He goes on to say that although Bob is still the first person in the office in the wee hours of the morning and often the last to leave, he realises that that’s a situation that won’t go on indefinitely.

Milan’s wife Angela carries out the role of office manager, continuing the long-held tradition of it being a family affair.

Milan told DOW that as a lad back in the 1970s, he was just itching to slip in behind the wheel of one of the company trucks, an ambition that was realised in when he gained his HT licence in 1983.

Although he drove trucks and operated machinery in the family business for a number of years, it wasn’t until he returned from Ireland, where he was playing and coaching rugby between 1998 and 2001, that he had any ambitions of operating his own truck which was the beginning of Yelavich Transport Ltd.

Whereas Yelavich Bros was traditionally a road metal supply operation, Milan could see opportunities for the firm to branch out into cartage of general freight and produce.

That vision has led Yelavich Transport to the point that it currently has a 50/50 split in its fleet between curtain-sider units and tipper-bodied rigs.

Bob and his older brother George are the only surviving members of the original Yelavich Bros business partnership, with Bob being the only brother still in the business, so it was in 2006 that he and son Milan formed a new partnership, growing Yelavich Transport to what it is today.

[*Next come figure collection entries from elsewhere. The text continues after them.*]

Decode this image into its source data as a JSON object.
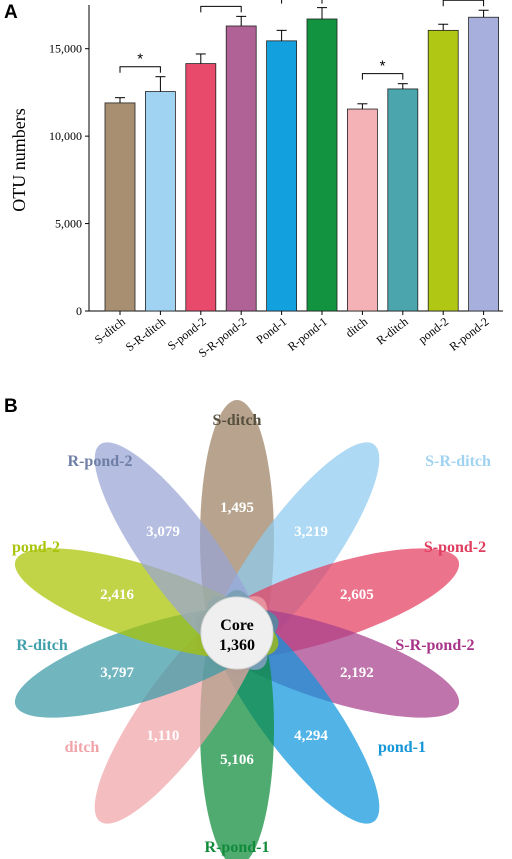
{
  "chart_data": [
    {
      "type": "bar",
      "panel": "A",
      "ylabel": "OTU numbers",
      "ylim": [
        0,
        17500
      ],
      "yticks": [
        "0",
        "5,000",
        "10,000",
        "15,000"
      ],
      "ytick_values": [
        0,
        5000,
        10000,
        15000
      ],
      "categories": [
        "S-ditch",
        "S-R-ditch",
        "S-pond-2",
        "S-R-pond-2",
        "Pond-1",
        "R-pond-1",
        "ditch",
        "R-ditch",
        "pond-2",
        "R-pond-2"
      ],
      "values": [
        11900,
        12550,
        14150,
        16300,
        15450,
        16700,
        11550,
        12700,
        16050,
        16800
      ],
      "errors": [
        300,
        850,
        550,
        550,
        600,
        650,
        300,
        300,
        350,
        400
      ],
      "colors": [
        "#a88f72",
        "#9fd3f1",
        "#e84a6c",
        "#b06296",
        "#13a0df",
        "#129340",
        "#f4b1b6",
        "#4aa5ad",
        "#b0c814",
        "#a7b0dc"
      ],
      "significance": [
        {
          "pair": [
            0,
            1
          ],
          "label": "*"
        },
        {
          "pair": [
            2,
            3
          ],
          "label": "*"
        },
        {
          "pair": [
            4,
            5
          ],
          "label": "*"
        },
        {
          "pair": [
            6,
            7
          ],
          "label": "*"
        },
        {
          "pair": [
            8,
            9
          ],
          "label": "*"
        }
      ]
    },
    {
      "type": "flower-venn",
      "panel": "B",
      "core": {
        "label": "Core",
        "value": "1,360"
      },
      "petals": [
        {
          "name": "S-ditch",
          "value": "1,495",
          "color": "#9d8163",
          "label_color": "#57503f"
        },
        {
          "name": "S-R-ditch",
          "value": "3,219",
          "color": "#8fcaf0",
          "label_color": "#9fd3f1"
        },
        {
          "name": "S-pond-2",
          "value": "2,605",
          "color": "#e43d5f",
          "label_color": "#e03c5e"
        },
        {
          "name": "S-R-pond-2",
          "value": "2,192",
          "color": "#a63e8c",
          "label_color": "#a8348a"
        },
        {
          "name": "pond-1",
          "value": "4,294",
          "color": "#0f95dc",
          "label_color": "#1496d8"
        },
        {
          "name": "R-pond-1",
          "value": "5,106",
          "color": "#0c8a3a",
          "label_color": "#118a3a"
        },
        {
          "name": "ditch",
          "value": "1,110",
          "color": "#f0a3a8",
          "label_color": "#f0a3a8"
        },
        {
          "name": "R-ditch",
          "value": "3,797",
          "color": "#3a9aa6",
          "label_color": "#40a1ac"
        },
        {
          "name": "pond-2",
          "value": "2,416",
          "color": "#a9c400",
          "label_color": "#aac40c"
        },
        {
          "name": "R-pond-2",
          "value": "3,079",
          "color": "#98a3d6",
          "label_color": "#6e7ea6"
        }
      ]
    }
  ]
}
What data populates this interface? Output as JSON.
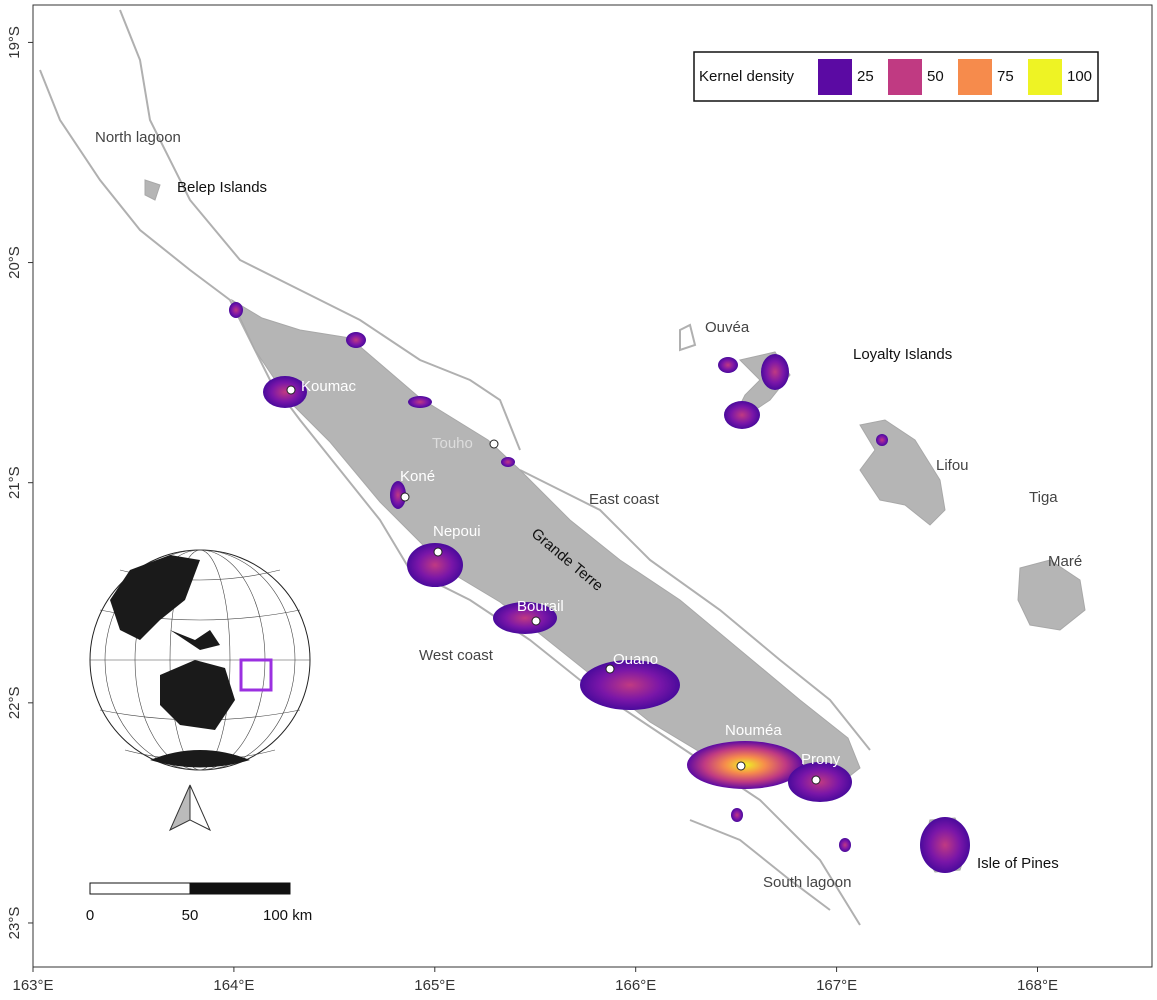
{
  "map": {
    "xlim": [
      163,
      168.57
    ],
    "ylim": [
      -23.2,
      -18.83
    ],
    "xticks": [
      {
        "value": 163,
        "label": "163°E"
      },
      {
        "value": 164,
        "label": "164°E"
      },
      {
        "value": 165,
        "label": "165°E"
      },
      {
        "value": 166,
        "label": "166°E"
      },
      {
        "value": 167,
        "label": "167°E"
      },
      {
        "value": 168,
        "label": "168°E"
      }
    ],
    "yticks": [
      {
        "value": -19,
        "label": "19°S"
      },
      {
        "value": -20,
        "label": "20°S"
      },
      {
        "value": -21,
        "label": "21°S"
      },
      {
        "value": -22,
        "label": "22°S"
      },
      {
        "value": -23,
        "label": "23°S"
      }
    ],
    "legend": {
      "title": "Kernel density",
      "ticks": [
        25,
        50,
        75,
        100
      ],
      "colors": [
        "#5b0aa3",
        "#c03a82",
        "#f68b4c",
        "#eef324"
      ]
    },
    "regions": [
      "North lagoon",
      "Belep Islands",
      "Ouvéa",
      "Loyalty Islands",
      "Lifou",
      "Tiga",
      "Maré",
      "East coast",
      "Grande Terre",
      "West coast",
      "Isle of Pines",
      "South lagoon"
    ],
    "towns": [
      "Koumac",
      "Touho",
      "Koné",
      "Nepoui",
      "Bourail",
      "Ouano",
      "Nouméa",
      "Prony"
    ],
    "scale_bar": [
      0,
      50,
      {
        "value": 100,
        "label": "100 km"
      }
    ]
  }
}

Monday, 15 February, 2016 marked an auspicious occasion for Yelavich Transport when it took delivery of a brand-spanking new 460HP Isuzu six-wheeler it had bought from Robertson Isuzu in Palmerston North.

The truck was going to be put to work the very next day pulling a four-axle trailer with a tipper body and Milan was booked to do the driving.

Bob said he wanted to put it on its first job into Waikumete that only required a truck minus the trailer but Milan had other ideas of giving it a bloody good workout fully loaded – four-axle trailer and all.

I wasn’t able to stick around long enough to find out whether it was Bob or Milan who won the day.